Although concerning, these weren’t total deal breakers and I was willing to continue the night until he leaned in and kissed me… DEATH BREATH!  Nope, sorry, that’ll do me!  There are few things that deter me more than someone lacking basic hygiene.  Strike 3, it was over.

He excused himself to go to the bathroom and it was then that it drunkenly hit me;  I could stay and do the polite, yet awkward goodbye which could possibly end with us leaving together anyway because I was quite intoxicated, or I was going to take the coward’s way out and leave right then and there.  I opted for the latter, and with a flourish, threw my drink down (which had barely a sip taken out of it) and physically ran out of the bar, not stopping till I was in a cab.
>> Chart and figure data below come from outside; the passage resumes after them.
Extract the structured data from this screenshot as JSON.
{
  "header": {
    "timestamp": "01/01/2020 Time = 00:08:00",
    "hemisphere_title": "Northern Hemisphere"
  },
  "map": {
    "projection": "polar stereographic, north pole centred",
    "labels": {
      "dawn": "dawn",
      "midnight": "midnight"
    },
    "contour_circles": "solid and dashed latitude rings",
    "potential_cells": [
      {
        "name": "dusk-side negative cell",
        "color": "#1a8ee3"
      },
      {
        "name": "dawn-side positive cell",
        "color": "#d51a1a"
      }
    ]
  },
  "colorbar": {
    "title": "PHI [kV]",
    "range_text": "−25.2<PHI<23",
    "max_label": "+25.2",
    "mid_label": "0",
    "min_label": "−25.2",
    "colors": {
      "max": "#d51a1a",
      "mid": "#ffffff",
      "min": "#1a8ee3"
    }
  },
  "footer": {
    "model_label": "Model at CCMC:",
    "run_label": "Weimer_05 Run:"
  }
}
My foggy mind came up with nothing better than, “My sister has been in a fight and I had to go to her”, sent via text.  We were in Sydney’s eastern suburbs, not the Freedom Writers movie.  Even if she had been in a fight, how long does it take a guy to pee, seriously?  Unless he was planning to brush his teeth in there which I sincerely doubted.  He replied. “Fair enough”.

He text me again the following morning to say he’d had a great time with me and I did feel pretty bad.  In hindsight it wasn’t even comparable to some of the horrors I’ve had since, but all’s fair in love and Tinder.